Some groups, such as Oregon, rejected the complexity and dissonance of
modern jazz and played in a much simpler style, which has given rise to
the current New Age music. On the other extreme are musicians like
saxophonist John Zorn and guitarists Sonny Sharrock and Fred Frith, who
engaged in a frenetic form of free improvisation sometimes called
energy music. Somewhere in between was the long lived group formed by
saxophonist George Adams, who was influenced by Coltrane and Pharoah
Sanders, and pianist Don Pullen, who was influenced by Cecil Taylor.
This group drew heavily from blues music and well as the avant garde.

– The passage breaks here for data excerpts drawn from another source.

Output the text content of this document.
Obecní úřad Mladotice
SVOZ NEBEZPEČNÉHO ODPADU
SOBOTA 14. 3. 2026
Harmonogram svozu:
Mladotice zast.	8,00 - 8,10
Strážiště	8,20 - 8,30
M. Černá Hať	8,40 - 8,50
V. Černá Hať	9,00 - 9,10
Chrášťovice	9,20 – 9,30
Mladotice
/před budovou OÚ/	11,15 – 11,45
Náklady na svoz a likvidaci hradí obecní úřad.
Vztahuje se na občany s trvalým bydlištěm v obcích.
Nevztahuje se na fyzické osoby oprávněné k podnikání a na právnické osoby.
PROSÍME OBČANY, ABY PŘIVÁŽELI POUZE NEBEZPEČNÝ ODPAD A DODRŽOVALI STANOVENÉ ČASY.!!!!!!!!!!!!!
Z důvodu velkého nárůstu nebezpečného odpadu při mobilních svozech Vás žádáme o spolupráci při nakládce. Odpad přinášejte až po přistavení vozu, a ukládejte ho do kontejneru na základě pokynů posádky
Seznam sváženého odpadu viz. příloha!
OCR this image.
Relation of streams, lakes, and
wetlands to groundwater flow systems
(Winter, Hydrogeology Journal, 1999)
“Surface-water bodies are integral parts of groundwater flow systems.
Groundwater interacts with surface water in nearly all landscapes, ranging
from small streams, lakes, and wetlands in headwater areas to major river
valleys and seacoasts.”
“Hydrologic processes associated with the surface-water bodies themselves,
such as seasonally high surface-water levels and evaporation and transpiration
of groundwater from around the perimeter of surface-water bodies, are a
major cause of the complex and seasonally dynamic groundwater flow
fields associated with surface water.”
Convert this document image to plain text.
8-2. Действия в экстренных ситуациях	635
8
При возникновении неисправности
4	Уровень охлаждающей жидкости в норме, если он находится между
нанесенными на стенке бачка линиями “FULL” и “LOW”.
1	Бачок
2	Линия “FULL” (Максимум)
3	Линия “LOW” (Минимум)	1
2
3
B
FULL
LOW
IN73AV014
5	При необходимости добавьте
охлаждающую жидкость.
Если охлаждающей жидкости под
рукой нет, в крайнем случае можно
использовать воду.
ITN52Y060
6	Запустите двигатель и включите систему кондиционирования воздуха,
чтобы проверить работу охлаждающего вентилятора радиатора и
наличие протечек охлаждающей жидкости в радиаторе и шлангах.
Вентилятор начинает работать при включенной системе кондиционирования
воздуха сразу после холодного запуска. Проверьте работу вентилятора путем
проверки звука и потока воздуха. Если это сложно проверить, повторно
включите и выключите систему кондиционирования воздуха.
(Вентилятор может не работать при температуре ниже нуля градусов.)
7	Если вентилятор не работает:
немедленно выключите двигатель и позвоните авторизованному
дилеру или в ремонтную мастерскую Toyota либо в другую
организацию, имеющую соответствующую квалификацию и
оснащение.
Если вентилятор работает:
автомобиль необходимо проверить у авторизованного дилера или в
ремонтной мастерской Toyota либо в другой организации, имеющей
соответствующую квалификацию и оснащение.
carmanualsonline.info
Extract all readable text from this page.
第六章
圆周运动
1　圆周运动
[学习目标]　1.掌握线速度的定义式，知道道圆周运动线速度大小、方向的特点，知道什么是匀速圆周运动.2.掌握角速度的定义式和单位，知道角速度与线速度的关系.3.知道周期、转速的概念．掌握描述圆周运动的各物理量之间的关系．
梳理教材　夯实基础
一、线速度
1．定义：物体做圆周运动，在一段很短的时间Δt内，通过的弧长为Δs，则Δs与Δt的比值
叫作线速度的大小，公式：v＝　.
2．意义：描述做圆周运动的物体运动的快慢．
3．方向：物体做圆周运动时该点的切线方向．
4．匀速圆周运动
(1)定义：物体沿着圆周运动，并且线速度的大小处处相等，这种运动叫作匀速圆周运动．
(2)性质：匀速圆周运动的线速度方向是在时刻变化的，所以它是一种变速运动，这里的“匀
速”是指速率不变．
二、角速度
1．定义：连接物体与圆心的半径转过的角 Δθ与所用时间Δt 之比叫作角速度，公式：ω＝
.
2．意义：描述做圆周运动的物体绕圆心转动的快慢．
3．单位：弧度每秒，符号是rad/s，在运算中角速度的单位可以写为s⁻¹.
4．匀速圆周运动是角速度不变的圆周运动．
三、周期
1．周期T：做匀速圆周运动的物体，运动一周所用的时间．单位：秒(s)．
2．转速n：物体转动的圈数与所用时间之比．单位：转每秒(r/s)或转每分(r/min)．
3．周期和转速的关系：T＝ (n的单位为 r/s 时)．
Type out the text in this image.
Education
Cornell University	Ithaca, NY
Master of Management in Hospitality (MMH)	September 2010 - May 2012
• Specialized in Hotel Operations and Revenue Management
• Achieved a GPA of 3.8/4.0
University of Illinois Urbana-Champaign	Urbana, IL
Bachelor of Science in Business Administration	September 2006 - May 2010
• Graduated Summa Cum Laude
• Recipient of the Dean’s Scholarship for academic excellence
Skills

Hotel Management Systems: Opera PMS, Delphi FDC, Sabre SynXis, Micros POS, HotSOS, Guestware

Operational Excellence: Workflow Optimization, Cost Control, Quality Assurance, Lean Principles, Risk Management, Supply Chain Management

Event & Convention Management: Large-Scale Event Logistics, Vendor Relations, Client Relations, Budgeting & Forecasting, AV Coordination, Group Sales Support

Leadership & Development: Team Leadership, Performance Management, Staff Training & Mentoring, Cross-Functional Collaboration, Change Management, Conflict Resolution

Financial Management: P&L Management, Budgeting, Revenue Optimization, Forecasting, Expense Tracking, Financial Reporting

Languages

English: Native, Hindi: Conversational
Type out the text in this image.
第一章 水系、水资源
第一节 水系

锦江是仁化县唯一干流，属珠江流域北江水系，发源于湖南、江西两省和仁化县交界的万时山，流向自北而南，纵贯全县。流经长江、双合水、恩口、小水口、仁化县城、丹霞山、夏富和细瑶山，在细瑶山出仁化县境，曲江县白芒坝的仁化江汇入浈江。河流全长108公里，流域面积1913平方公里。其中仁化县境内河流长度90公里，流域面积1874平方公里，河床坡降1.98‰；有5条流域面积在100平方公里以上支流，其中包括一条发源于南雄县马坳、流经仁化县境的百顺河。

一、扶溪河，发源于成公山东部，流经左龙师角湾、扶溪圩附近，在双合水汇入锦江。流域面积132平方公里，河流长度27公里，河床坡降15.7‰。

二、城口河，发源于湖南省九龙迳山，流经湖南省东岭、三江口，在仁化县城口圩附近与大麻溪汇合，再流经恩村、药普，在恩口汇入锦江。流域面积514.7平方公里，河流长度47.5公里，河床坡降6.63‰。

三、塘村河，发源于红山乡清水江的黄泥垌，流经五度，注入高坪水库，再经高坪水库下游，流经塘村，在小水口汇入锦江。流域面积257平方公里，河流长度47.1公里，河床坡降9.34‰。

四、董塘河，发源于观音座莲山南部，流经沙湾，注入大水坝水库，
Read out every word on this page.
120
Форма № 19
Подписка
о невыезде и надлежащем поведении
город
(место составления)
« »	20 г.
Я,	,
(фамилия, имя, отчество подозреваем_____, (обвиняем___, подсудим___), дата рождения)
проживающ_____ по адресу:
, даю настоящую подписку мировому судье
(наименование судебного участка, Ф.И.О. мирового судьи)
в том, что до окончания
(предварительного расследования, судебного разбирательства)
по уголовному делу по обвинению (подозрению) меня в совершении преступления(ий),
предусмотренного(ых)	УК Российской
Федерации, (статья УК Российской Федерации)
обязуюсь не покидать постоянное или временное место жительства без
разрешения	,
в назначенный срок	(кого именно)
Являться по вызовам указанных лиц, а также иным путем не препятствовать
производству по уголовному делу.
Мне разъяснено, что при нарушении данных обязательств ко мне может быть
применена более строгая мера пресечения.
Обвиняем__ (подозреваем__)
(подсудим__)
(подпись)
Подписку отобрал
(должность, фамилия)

Other important musicians during the 1970's and 1980's include pianists
Abdullah Ibrahim, Paul Bley, Anthony Davis and Keith Jarrett.
Not all developments in jazz occur in the United States. Many European musicians extended some of the free jazz ideas of Ornette Coleman and Cecil Taylor, and further dispensed with traditional forms. Others turned toward a more introspective music. Some of the more successful of the European improvisers include saxophonists Evan Parker, John Tchicai, John Surman, and Jan Garbarek, trumpet players Kenny Wheeler and Ian Carr, pianist John Taylor, guitarists Derek Bailey and Allan Holdsworth, bassist Eberhard Weber, drummer John Stevens, and arrangers Mike Westbrook, Franz Koglman, and Willem Breuker.